Les ministères du Tourisme et de la Culture absents du débat
Aucun projet ni intention de développement des Sources Chaudes n’est à l’ordre du jour. Une situation qui en dit long sur le manque de vision stratégique des autorités en matière de tourisme durable et de préservation culturelle.
En 2014, dans le cadre du carnaval national délocalisé aux Gonaïves sous l’administration Martelly, des promesses avaient été faites. L’ex-ministre du Tourisme, Stéphanie Balmir Villedrouin, avait annoncé la réhabilitation du site et la réfection de la route Gonaïves-Anse-Rouge. Dix ans plus tard ? Rien. Aucun projet. Aucun suivi. Silence radio.
Le ministère du Tourisme a purement et simplement effacé ce site de sa planification. L’argent dépensé.
Une route en terre… d’oubli
L’accès aux Sources est poussiéreux, pénible, délaissé, mais il n’empêche pas les plus déterminés d’y aller, attirés par les vertus thérapeutiques de l’eau. Le chemin traverse des salines artisanales, témoins d’un savoir ancestral que personne ne valorise.
Un contraste choquant avec les dépenses inutiles
Le contraste est saisissant. Récemment, le ministère de la Culture a dépensé une somme colossale pour accueillir le président colombien Gustavo Petro à Jacmel, sans que l’on sache aujourd’hui quelles ont été les retombées concrètes de cette visite. Pendant ce temps, les zones à haut potentiel comme Anse-Rouge sont abandonnées, livrées à la nature, sans entretien, sans promotion, sans projet.
Pourtant, chaque année, notamment à Pâques, les Sources attirent des pèlerins pour des bains de purification spirituelle. Ce lieu aurait pu devenir un centre de tourisme culturel et religieux, un moteur de développement local.
Un état d’urgence… contre le tourisme ?
Alors que 85 % du département de l’Ouest, y compris Port-au-Prince, est sous le contrôle de gangs armés selon les Nations unies — tout comme plusieurs communes de l’Artibonite (Liancourt, Savien, Petite-Rivière) et de la région du Centre (notamment Mirebalais) — une grande partie du territoire national demeure pourtant stable, sécuritaire et ouverte à l’activité touristique.
Mais au lieu d’une approche ciblée, l’État haïtien a opté pour un état d’urgence généralisé, pénalisant même les zones encore viables, où des projets touristiques et de développement pourraient renaître et soutenir les économies locales.
« Haïti a 10 départements. Pourquoi punir ceux qui résistent encore à l’insécurité ? »
C’est une erreur stratégique, un blocage administratif à corriger de toute urgence, si l’on veut réellement soutenir le tourisme local et communautaire.

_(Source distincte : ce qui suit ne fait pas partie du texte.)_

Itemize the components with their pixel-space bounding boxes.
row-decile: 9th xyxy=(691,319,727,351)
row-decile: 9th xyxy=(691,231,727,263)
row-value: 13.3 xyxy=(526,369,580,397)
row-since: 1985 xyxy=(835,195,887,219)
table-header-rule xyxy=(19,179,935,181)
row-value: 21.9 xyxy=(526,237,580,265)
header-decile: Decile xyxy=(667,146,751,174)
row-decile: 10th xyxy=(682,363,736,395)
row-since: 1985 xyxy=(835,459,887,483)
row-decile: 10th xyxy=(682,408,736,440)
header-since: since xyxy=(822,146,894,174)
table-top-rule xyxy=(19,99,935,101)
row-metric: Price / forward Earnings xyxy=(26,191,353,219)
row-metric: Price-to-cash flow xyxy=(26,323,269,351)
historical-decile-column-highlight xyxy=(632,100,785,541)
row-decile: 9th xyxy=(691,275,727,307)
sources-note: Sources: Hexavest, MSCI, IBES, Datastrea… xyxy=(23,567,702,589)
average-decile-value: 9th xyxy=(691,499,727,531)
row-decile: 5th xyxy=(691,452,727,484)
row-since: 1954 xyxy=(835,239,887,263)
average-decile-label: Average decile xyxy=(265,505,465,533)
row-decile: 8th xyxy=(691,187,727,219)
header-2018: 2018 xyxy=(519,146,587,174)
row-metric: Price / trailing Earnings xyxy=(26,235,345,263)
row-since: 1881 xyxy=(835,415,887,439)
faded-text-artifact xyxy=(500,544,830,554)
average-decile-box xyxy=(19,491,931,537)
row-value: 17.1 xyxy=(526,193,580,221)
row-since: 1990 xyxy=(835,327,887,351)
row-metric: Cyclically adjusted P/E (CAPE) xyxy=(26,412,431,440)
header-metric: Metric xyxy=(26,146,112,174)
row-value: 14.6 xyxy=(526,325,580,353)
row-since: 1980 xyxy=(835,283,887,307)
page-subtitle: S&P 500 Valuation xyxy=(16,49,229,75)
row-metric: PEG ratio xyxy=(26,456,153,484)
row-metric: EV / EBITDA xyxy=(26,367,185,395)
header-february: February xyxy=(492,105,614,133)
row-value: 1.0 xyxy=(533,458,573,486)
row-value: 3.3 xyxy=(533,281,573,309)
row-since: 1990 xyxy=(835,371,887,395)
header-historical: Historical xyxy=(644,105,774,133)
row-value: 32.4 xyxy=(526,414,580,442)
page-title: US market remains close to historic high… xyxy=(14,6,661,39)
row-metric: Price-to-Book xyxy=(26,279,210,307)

L’État doit agir. Maintenant.
Les Sources Chaudes d’Anse-Rouge pourraient devenir un modèle de tourisme écologique, thérapeutique et culturel. Mais cela exige vision, créativité, leadership — trois choses dont le pays manque cruellement au niveau ministériel.
Haïti a les atouts, mais manque cruellement de volonté. Il ne s’agit pas uniquement d’infrastructures, mais de vision, de cohérence et de respect pour les territoires oubliés.
Ce qu’il manque, c’est le courage de s’en occuper.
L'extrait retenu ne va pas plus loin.